One of the bigger projects from this period was the BID-driven Georgetown 2028 plan. This was a report filled with recommendations for what changes Georgetown could make to best position itself to continue to be a thriving neighborhood in 2028. And while it was led by the BID, the committees guiding it had residents as well as business owners (GM served on the steering committee).
The final report had recommendations covering topics as wide as transportation, street furniture, the canal and the neighborhood’s gateways. But perhaps the most eye-catching parts of the report called for a Metro stop in Georgetown, and, until then, a gondola. Both those ideas are still but dreams, however the push for the gondolas continues.

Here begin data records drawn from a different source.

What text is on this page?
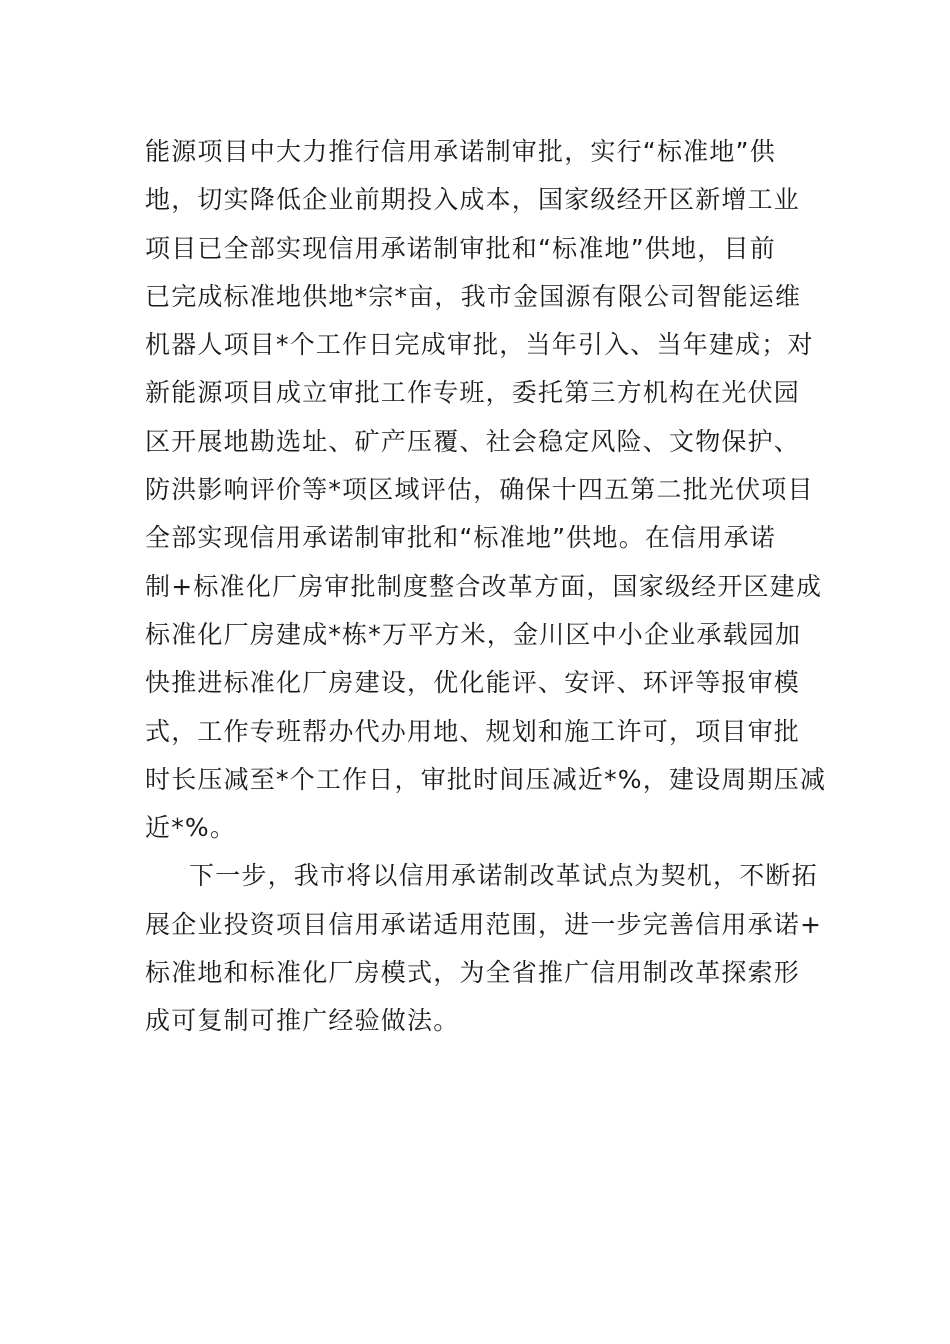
能源项目中大力推行信用承诺制审批，实行“标准地”供
地，切实降低企业前期投入成本，国家级经开区新增工业
项目已全部实现信用承诺制审批和“标准地”供地，目前
已完成标准地供地*宗*亩，我市金国源有限公司智能运维
机器人项目*个工作日完成审批，当年引入、当年建成；对
新能源项目成立审批工作专班，委托第三方机构在光伏园
区开展地勘选址、矿产压覆、社会稳定风险、文物保护、
防洪影响评价等*项区域评估，确保十四五第二批光伏项目
全部实现信用承诺制审批和“标准地”供地。在信用承诺
制+标准化厂房审批制度整合改革方面，国家级经开区建成
标准化厂房建成*栋*万平方米，金川区中小企业承载园加
快推进标准化厂房建设，优化能评、安评、环评等报审模
式，工作专班帮办代办用地、规划和施工许可，项目审批
时长压减至*个工作日，审批时间压减近*%，建设周期压减
近*%。
下一步，我市将以信用承诺制改革试点为契机，不断拓
展企业投资项目信用承诺适用范围，进一步完善信用承诺+
标准地和标准化厂房模式，为全省推广信用制改革探索形
成可复制可推广经验做法。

The report also led to the creation of Georgetown Heritage, the non-profit established to restore the canal. They are responsible for the massive project to rebuild the third lock, which was in danger of completely collapsing. With its completion, the canal boat will be able to return for tourist rides.
Georgetown Campus Plan
Circa 2010, the fight over the renewal of the Georgetown University campus plan seemed intractable. The school and the citizens groups were at loggerheads over questions of head-count and student behavior. It looked like the fight might go to litigation, much like earlier plans had. Frankly, it was a topic GM hated writing about, because he thought both sides were being ridiculous.

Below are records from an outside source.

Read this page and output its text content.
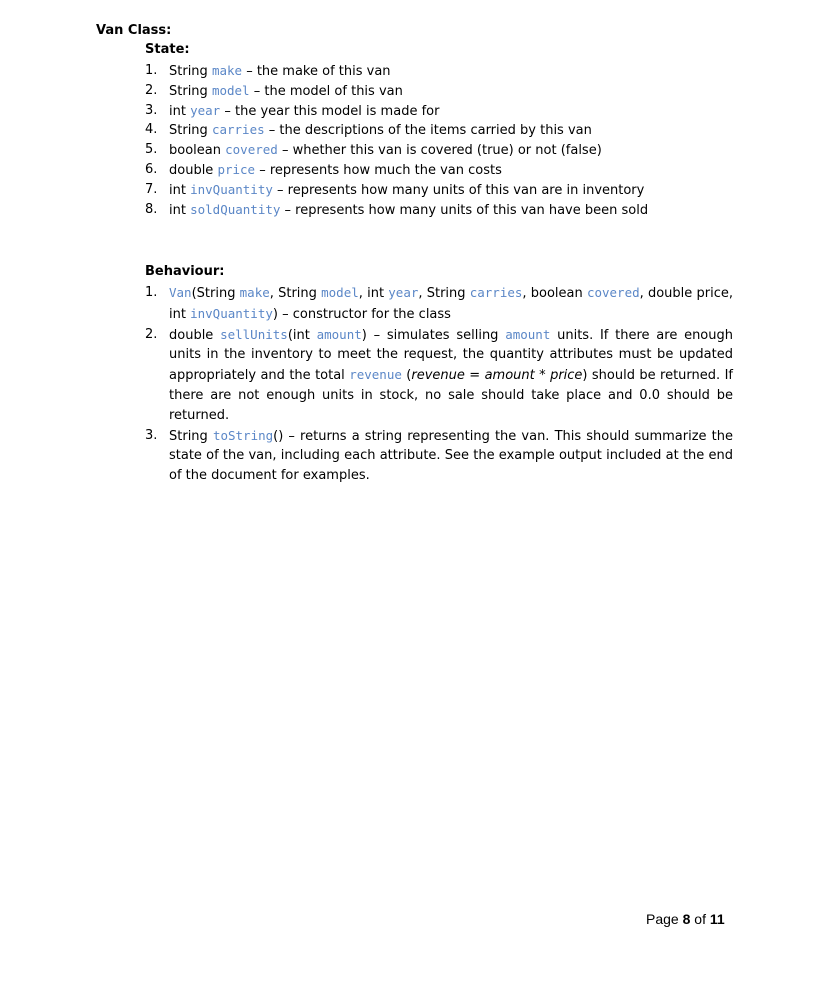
Van Class:
State:
1. String make – the make of this van
2. String model – the model of this van
3. int year – the year this model is made for
4. String carries – the descriptions of the items carried by this van
5. boolean covered – whether this van is covered (true) or not (false)
6. double price – represents how much the van costs
7. int invQuantity – represents how many units of this van are in inventory
8. int soldQuantity – represents how many units of this van have been sold
Behaviour:
1. Van(String make, String model, int year, String carries, boolean covered, double price, int invQuantity) – constructor for the class
2. double sellUnits(int amount) – simulates selling amount units. If there are enough units in the inventory to meet the request, the quantity attributes must be updated appropriately and the total revenue (revenue = amount * price) should be returned. If there are not enough units in stock, no sale should take place and 0.0 should be returned.
3. String toString() – returns a string representing the van. This should summarize the state of the van, including each attribute. See the example output included at the end of the document for examples.
Page 8 of 11
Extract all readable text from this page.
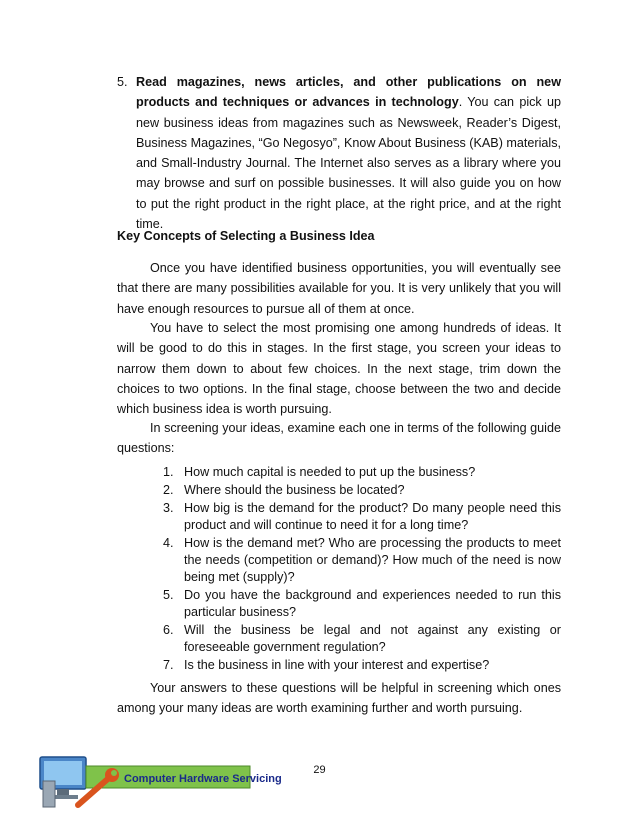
5. Read magazines, news articles, and other publications on new products and techniques or advances in technology. You can pick up new business ideas from magazines such as Newsweek, Reader’s Digest, Business Magazines, “Go Negosyo”, Know About Business (KAB) materials, and Small-Industry Journal. The Internet also serves as a library where you may browse and surf on possible businesses. It will also guide you on how to put the right product in the right place, at the right price, and at the right time.
Key Concepts of Selecting a Business Idea
Once you have identified business opportunities, you will eventually see that there are many possibilities available for you. It is very unlikely that you will have enough resources to pursue all of them at once.
You have to select the most promising one among hundreds of ideas. It will be good to do this in stages. In the first stage, you screen your ideas to narrow them down to about few choices. In the next stage, trim down the choices to two options. In the final stage, choose between the two and decide which business idea is worth pursuing.
In screening your ideas, examine each one in terms of the following guide questions:
1. How much capital is needed to put up the business?
2. Where should the business be located?
3. How big is the demand for the product? Do many people need this product and will continue to need it for a long time?
4. How is the demand met? Who are processing the products to meet the needs (competition or demand)? How much of the need is now being met (supply)?
5. Do you have the background and experiences needed to run this particular business?
6. Will the business be legal and not against any existing or foreseeable government regulation?
7. Is the business in line with your interest and expertise?
Your answers to these questions will be helpful in screening which ones among your many ideas are worth examining further and worth pursuing.
Computer Hardware Servicing
29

But following a victory at the Zoning Commission for the citizens group, the impasse cleared. The parties agreed to a new campus plan. At the heart of the plan was the creation of a series of community committees, covering topics like transportation/parking, off campus student life, and trash. The point of these committees was to address issues as they arose, not every ten years. And they have worked.
They worked so well that when GU came back several years later looking to get a twenty year campus plan approved, it was not contentious at all.
Of course not all sides are 100% happy. Permanent residents still have complaints about drunk students (although not as much as in the past). And students still complain about the forced shift of the GUTS bus routes. But all things considered, it has been a huge success.
Condos, Condos, Condos
The end of the financial crisis meant a return of construction to Georgetown. Although the neighborhood has not seen anything like the development of neighborhoods like 14th St. or the Navy Yards, it has had several significant projects, although several have not got past the drawing board.
Probably the first was the redevelopment of the Hurt Home. The former home for the blind was a city-owned property until it was auctioned off in 2010. Construction didn’t begin, however, until 2012. The final project, re-dubbed the “Montrose”, features 15 units. Other than three units that were set aside as affordable, the rest were all sold for seven figures.
Another major development was 1055 High. This Eastbanc project, built in the former Verizon parking lot next to Grace Episcopal, was for even more expensive buyers. The building’s seven units were more in the $3 million range.
Approved at roughly the same time, but not yet built, was the Exxon condo building. Eastbanc was also behind this project, but had since sold it. Another developer plans to go ahead with the approved project, although both the gondola backers and the Prospect St. residents are hoping to stop it.
Another project put forward during this period but also delayed is the West Heating Plant condos. The Levy Group won the property at auction in 2013. But in the five years since they have struggled to get a final plan approved. But the payoff is going to be so big that they can afford to fight.
And yet another project to be delayed is the proposal to build apartments on the Doggett Parking Lot. This project has been held up as a prime tenant is sought for the first floor retail.
And last but not least is the proposed building at M and Pennsylvania. This will actually be a rental apartment, not condos.